Generally speaking, the faster the recovery time objective (RTO) and the more recent the recovery point objective (RPO), the costlier a disaster recovery solution will be.
This sometimes leads businesses to try and find creative solutions to their DR needs—such as trying to use their virtualization software’s snapshot feature for disaster recovery.
However, using snapshots for disaster recovery is something that businesses really shouldn’t do. Here are the top three reasons why:
#1: System Stability Issues
Snapshots are designed primarily for use in test & dev applications. Basically, snapshots create an image of the virtual machine that the machine can be rolled back to later. Companies use this all the time before making a major modification to the system so that, if the alteration causes some kind of fatal crash or error, the system can be quickly restored to normal.
The issue here is that snapshots are built for short-term recovery—they don’t create physical copies of memory blocks; they simply point to where the blocks existed when the snapshot was created.
Depending on how your snapshots are handled, keeping a snapshot on the drive for a prolonged period of time can create performance and stability issues.
For example, a copy-on-write-based snapshot will cause the first write operation to a database block to translate into two storage writes: one for the copy of the original block to the snapshot storage location, and one to the write of the new block over the original.
This effectively doubles the I/O load for each write operation, which means only half as many simultaneous I/O operations can happen at once.
Additionally, if you revert to a previous snapshot, the now-active memory blocks will have references to the fragmented snapshot blocks, which slows down data retrieval.
#2: Cumbersome Management of Production Backups
Snapshots are often cumbersome to use as a DR tool. Generally speaking, snapshot tools are designed to be manually triggered prior to making major modifications to a production environment. They’re not designed to continuously update the backup like a true disaster recovery solution.
So, if you want to keep a recent recovery point, you’ll have to continuously remake the snapshot, which is time-consuming and a major drain on computing resources.
At best, your recovery points will be infrequent enough that there may be significant data loss in case of a data loss event (such as accidental erasure, ransomware attacks, etc.). At worst, your snapshot will be too old to be particularly useful.
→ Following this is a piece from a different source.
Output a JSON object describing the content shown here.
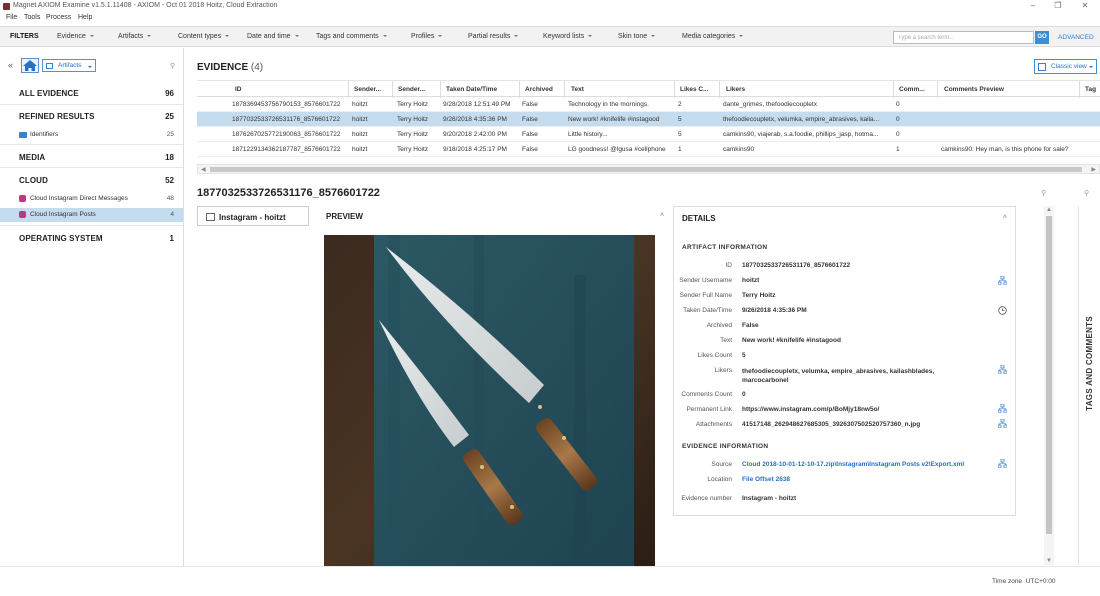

#3: Some Data Loss Events Will Affect the Snapshot Too
A snapshot merely points to data blocks on the same storage environment so that they can be restored if something goes wrong. While great for a temporary solution that allows users to roll back the VM to a previous state if an update or new piece of software causes issues, it’s not so great if the storage volume that the pointers exist on becomes irreparably corrupted, or if the server running the VM becomes unavailable.
True disaster recovery solutions will have a complete replica of the production environment on a remote server. So, if the worst happens and the whole production environment becomes irretrievable, you can redeploy from the replica environment, minimizing data loss and delays.
Disaster recovery takes more than just a local copy of data files or the ability to roll a single virtual machine back to a previous state. True DR plans need to take into account all the different potential failures in a system and create contingencies for ensuring business continuity in the worst-case scenario.